Une interprétation plus pessimiste soulignerait la permanence de ce socle électoral et la banalisation des idées d’extrême droite dans la société tout comme leur influence sur le débat politique (les fameuses mauvaises réponses à de bonnes questions).

La démocratie est prise en otage ; l’électeur a le pouvoir de la libérer

Thermomètre d’une société malade qui ne parviendrait pas à guérir, le fardeau d’extrême droite serait le prix de notre relative impuissance à transformer l’ordre des choses.
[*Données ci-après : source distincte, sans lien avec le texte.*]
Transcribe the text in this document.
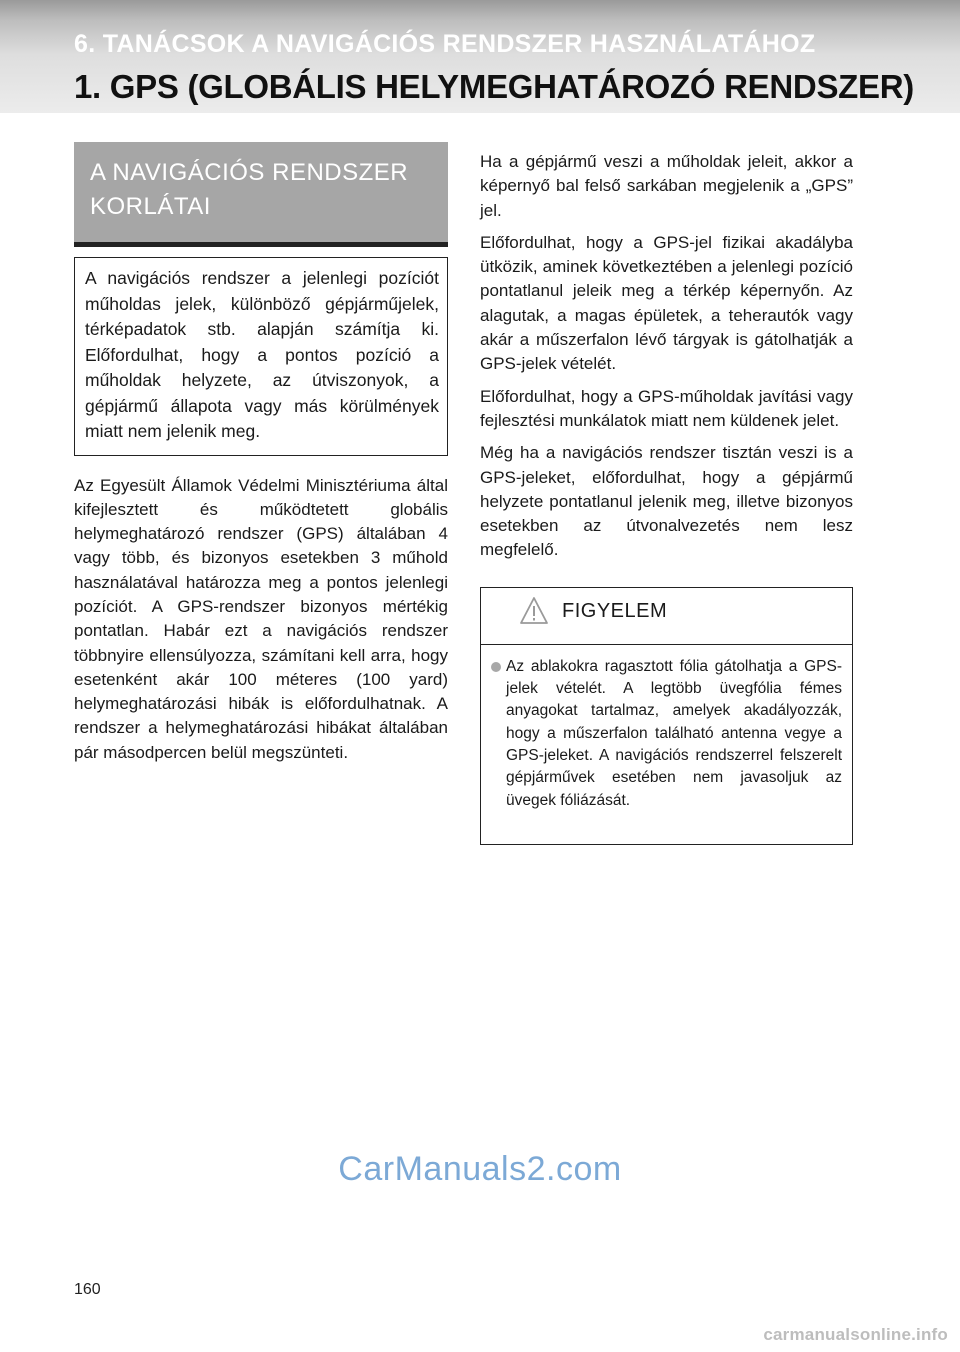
6. TANÁCSOK A NAVIGÁCIÓS RENDSZER HASZNÁLATÁHOZ
1. GPS (GLOBÁLIS HELYMEGHATÁROZÓ RENDSZER)
A NAVIGÁCIÓS RENDSZER KORLÁTAI
A navigációs rendszer a jelenlegi pozíciót műholdas jelek, különböző gépjárműjelek, térképadatok stb. alapján számítja ki. Előfordulhat, hogy a pontos pozíció a műholdak helyzete, az útviszonyok, a gépjármű állapota vagy más körülmények miatt nem jelenik meg.

Az Egyesült Államok Védelmi Minisztériuma által kifejlesztett és működtetett globális helymeghatározó rendszer (GPS) általában 4 vagy több, és bizonyos esetekben 3 műhold használatával határozza meg a pontos jelenlegi pozíciót. A GPS-rendszer bizonyos mértékig pontatlan. Habár ezt a navigációs rendszer többnyire ellensúlyozza, számítani kell arra, hogy esetenként akár 100 méteres (100 yard) helymeghatározási hibák is előfordulhatnak. A rendszer a helymeghatározási hibákat általában pár másodpercen belül megszünteti.

Ha a gépjármű veszi a műholdak jeleit, akkor a képernyő bal felső sarkában megjelenik a „GPS” jel.

Előfordulhat, hogy a GPS-jel fizikai akadályba ütközik, aminek következtében a jelenlegi pozíció pontatlanul jeleik meg a térkép képernyőn. Az alagutak, a magas épületek, a teherautók vagy akár a műszerfalon lévő tárgyak is gátolhatják a GPS-jelek vételét.

Előfordulhat, hogy a GPS-műholdak javítási vagy fejlesztési munkálatok miatt nem küldenek jelet.

Még ha a navigációs rendszer tisztán veszi is a GPS-jeleket, előfordulhat, hogy a gépjármű helyzete pontatlanul jelenik meg, illetve bizonyos esetekben az útvonalvezetés nem lesz megfelelő.

FIGYELEM
Az ablakokra ragasztott fólia gátolhatja a GPS-jelek vételét. A legtöbb üvegfólia fémes anyagokat tartalmaz, amelyek akadályozzák, hogy a műszerfalon található antenna vegye a GPS-jeleket. A navigációs rendszerrel felszerelt gépjárművek esetében nem javasoljuk az üvegek fóliázását.
CarManuals2.com
160
carmanualsonline.info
L’extrême droite instrumentalise la démocratie, en suggérant une interprétation restrictive du pluralisme des opinions. Elle s’en proclame afin de progresser électoralement. Pour ce faire, elle n’hésitera jamais à flatter les passions populaires (« le peuple a toujours raison »). Usant de l’invective plutôt que d’arguments, les partis d’extrême-droite, populistes ou fascistes, revendiquent le respect de leurs opinions et de leurs électeurs dont ils se disent les porte-parole. Dans le même temps les autres partis sont considérés comme des ennemis ou des traîtres (au pays, à une communauté, au peuple).


La démocratie, comme système de valeurs et rassemblement des différences dans une volonté de vivre ensemble, est par contre rejetée.

 

Dans la conception simpliste d’un monde dual, séparant ‘profiteurs’ et ‘gens honnêtes’, ‘amis’ et ‘ennemis’, ‘nationaux’ et ‘étrangers’, il n’y a de victoire possible que dans la négation politique de l’autre.

 

De la même façon qu’il n’y a pas de compromis possible avec les ennemis de la démocratie, l’extrême droite ne peut exister qu’en cultivant sa raison d’être ‘anti-système’.

 

A la fois à l’intérieur et à l’extérieur du champ démocratique, l’extrême droite joue habilement de cette ambivalence : elle met au défi les forces démocratiques d’accepter sa présence au nom de valeurs (pluralisme politique, liberté d’expression) qui lui sont étrangères.

 

Dans le même temps elle sape les fondements de nos institutions démocratiques.


Nous en sommes toujours à chercher une réponse à ce défi.
On sait que l’interdiction n’apporte pas de solution durable au phénomène de désarroi, de ressentiment ou d’égoïsme social qu’exprime alternativement l’extrême droite. Briser le thermomètre ne fait pas baisser la fièvre d’un corps social tourmenté.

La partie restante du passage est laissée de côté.